Several impressions come to mind from last evening. First, I think of the dedication of these officers in their work as part of the Community Impact Team (CIT) for the Davenport Police Department. While they always have to be available for emergency calls and crises, they focus on community involvement, neighborhood engagement, and relationship building. It’s all part of an effort to strengthen neighborhoods, serve people, and reduce crime in the process. 

My second impression is that everyone present for the documentary witnessed what can happen when a police department like the one featured in the film (San Antonio, Texas) has ample resources for working meaningfully with mentally ill people. Joe and Ernie, the two featured cops, have the luxury of working with a whole department of police colleagues who collaborate daily with mental health professionals. It’s amazing what happens when officers with sensitivity training – a national program called Crisis Intervention Training (C.I.T.) – are entrusted with the cares and burdens of people whose disordered brain besets them with a frightening darkness. Joe and Ernie make clear that it’s their privilege to try and walk someone back from jumping off a highway overpass, not their duty to criminalize an act undeserving of jail.

Third, listening in on the conversation after the film reinforced in my mind the need for local police departments like our own to receive not less funding but rather additional funding for being able to provide non-uniformed officers in neighborhoods alongside teams of professionals who are ready to serve mentally ill populations in helpful ways.  

Finally, last evening’s event brought to mind all over again the plight of so many on America’s streets and, frankly, in American churches just like ours – people whose mental pains and burdens so overwhelm that they gradually enter a land of deep despair and isolation.

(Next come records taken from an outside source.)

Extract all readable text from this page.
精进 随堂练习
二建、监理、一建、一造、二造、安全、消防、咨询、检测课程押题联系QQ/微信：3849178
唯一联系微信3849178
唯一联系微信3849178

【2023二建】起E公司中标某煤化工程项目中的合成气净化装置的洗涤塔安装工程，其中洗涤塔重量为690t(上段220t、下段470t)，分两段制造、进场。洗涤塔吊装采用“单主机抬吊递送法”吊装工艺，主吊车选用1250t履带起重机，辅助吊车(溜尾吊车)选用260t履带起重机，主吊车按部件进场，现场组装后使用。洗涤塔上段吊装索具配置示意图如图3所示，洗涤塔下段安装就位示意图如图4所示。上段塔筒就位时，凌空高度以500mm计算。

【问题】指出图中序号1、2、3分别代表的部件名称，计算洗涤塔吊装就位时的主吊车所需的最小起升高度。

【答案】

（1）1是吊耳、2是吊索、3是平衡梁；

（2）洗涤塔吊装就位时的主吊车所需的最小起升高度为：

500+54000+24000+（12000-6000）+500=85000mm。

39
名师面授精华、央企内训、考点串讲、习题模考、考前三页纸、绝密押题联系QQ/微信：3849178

My own brother, who was bright, charismatic, and talented before a paranoid schizophrenic switch flipped in his brain some 40 years ago, lives an unrecognizable life to anyone who knew him in childhood. I think of Jeff on most days. My prayer for him on many of those days is that if he should have an encounter with the police, that that encounter not be one of criminality but of compassionate assistance. 

One can hope. 

-Peter W. Marty, senior pastor

4 Comments on “Cops working a different beat”

  • Marcia Willi

    July 20, 2021 at 1:34 pm

    Disordered brain yep, that’s what its like! That’s @ least what my brain is like @ times,wanting to do something ( activity) and not being able to make yourself leave the confines of your ” comfort zone ” ( read house) in order to participate. Thanks Peter..

  • Lynn Batcher Robinson

    July 16, 2021 at 8:48 am

    C.I.T. is being offered by the Bettendorf Police Department in September. It’s being sponsored in part by funds given in memory of Michael Robinson, a St. Paul member and police chaplain for many years. He would love knowing he was helping make this happen.

  • Sheila Mesick

    July 15, 2021 at 7:33 pm

    I am thankful to all who are willing to step up and say, we can do this differently and better, people can be treated according to their needs. May those who find kinder ways to serve be blessed and supported in their efforts.

  • Linda Cammilleri

    July 15, 2021 at 3:17 pm

    Pastor Marty
    So wished I knew about the film-my bad. Joe also has an older brother who is in a home for mental illness. I am sorry for your anguish also. May God care for all who suffer.